SB2026062952 - Cleartext storage of sensitive information in Jenkins Job Configuration History plugin



SB2026062952 - Cleartext storage of sensitive information in Jenkins Job Configuration History plugin

Published: June 29, 2026

Security Bulletin ID SB2026062952
CSH Severity
Medium
Patch available
YES
Number of vulnerabilities 1
Exploitation vector Remote access
Highest impact Information disclosure

Breakdown by Severity

Medium 100%
  • Low
  • Medium
  • High
  • Critical

Description

This security bulletin contains information about 1 vulnerability.


1) Cleartext storage of sensitive information (CVE-ID: CVE-2026-57287)

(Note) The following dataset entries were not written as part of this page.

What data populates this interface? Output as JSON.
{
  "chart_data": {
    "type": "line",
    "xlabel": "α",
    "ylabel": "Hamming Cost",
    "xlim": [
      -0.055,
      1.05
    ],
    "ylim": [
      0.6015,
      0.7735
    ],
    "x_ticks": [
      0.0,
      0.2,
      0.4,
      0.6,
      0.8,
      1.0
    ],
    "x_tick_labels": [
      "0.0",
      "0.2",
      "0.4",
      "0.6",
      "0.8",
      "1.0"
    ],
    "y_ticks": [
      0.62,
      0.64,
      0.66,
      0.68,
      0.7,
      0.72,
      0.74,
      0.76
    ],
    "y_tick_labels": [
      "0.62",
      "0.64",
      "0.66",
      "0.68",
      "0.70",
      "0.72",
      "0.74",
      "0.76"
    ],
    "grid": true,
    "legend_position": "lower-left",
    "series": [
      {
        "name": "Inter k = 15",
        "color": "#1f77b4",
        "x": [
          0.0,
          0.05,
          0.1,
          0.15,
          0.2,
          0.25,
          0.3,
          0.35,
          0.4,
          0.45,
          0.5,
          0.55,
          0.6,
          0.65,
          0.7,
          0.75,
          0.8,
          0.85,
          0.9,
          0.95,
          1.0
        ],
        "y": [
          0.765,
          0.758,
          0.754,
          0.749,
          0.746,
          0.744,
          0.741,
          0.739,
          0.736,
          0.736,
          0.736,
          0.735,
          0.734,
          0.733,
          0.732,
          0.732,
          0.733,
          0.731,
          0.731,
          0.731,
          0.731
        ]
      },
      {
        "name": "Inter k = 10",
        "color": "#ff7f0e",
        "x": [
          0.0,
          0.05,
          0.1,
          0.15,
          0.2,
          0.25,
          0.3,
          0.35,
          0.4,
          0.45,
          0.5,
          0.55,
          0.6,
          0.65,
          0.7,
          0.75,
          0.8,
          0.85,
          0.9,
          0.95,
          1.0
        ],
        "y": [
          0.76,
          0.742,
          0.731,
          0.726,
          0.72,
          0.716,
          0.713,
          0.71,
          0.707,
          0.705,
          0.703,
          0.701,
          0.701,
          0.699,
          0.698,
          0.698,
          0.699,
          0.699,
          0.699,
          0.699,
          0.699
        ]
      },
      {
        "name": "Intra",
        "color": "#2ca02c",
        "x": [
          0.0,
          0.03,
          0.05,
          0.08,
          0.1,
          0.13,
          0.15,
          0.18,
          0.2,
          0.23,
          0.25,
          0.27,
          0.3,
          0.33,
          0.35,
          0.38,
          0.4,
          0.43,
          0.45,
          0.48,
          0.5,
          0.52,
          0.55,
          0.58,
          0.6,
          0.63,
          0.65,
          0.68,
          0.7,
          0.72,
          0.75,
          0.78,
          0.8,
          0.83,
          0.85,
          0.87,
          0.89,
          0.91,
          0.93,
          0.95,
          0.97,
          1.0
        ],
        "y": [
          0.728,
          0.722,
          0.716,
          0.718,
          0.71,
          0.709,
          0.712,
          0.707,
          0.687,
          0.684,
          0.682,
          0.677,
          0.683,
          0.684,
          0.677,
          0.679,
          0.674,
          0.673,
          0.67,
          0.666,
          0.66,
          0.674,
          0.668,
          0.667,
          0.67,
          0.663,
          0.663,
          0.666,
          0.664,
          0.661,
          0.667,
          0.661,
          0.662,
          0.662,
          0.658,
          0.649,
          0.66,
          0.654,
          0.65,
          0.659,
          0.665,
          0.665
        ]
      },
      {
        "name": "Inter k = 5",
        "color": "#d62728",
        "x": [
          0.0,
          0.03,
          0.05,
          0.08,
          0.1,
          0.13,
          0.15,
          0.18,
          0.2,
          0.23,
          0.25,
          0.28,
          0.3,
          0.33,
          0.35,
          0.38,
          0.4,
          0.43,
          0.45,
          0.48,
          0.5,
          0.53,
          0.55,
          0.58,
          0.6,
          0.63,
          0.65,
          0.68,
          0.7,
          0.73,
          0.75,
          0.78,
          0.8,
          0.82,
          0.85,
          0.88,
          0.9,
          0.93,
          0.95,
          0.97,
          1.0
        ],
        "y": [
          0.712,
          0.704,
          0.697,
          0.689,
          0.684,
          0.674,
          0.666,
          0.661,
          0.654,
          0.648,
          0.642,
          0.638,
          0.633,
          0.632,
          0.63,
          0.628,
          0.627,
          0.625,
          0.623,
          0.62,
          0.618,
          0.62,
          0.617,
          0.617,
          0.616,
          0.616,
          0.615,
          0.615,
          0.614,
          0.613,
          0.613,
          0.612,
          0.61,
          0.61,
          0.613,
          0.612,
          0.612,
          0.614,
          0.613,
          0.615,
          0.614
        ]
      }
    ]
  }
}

CWE-ID: CWE-312 - Cleartext Storage of Sensitive Information

CVSSv4: CVSS:4.0/AV:N/AC:L/AT:N/PR:L/UI:N/VC:L/VI:N/VA:N/SC:N/SI:N/SA:N/E:U/U:Green


The vulnerability allows a remote attacker to gain access to potentially sensitive information.

The vulnerability exists due to the affected plugin does not redact the encrypted values of secrets when displaying historical job and agent configurations through its "View as XML" / "(RAW)" feature and its configuration diff views. A remote user can view encrypted secret values on the system.


Remediation

Install update from vendor's website.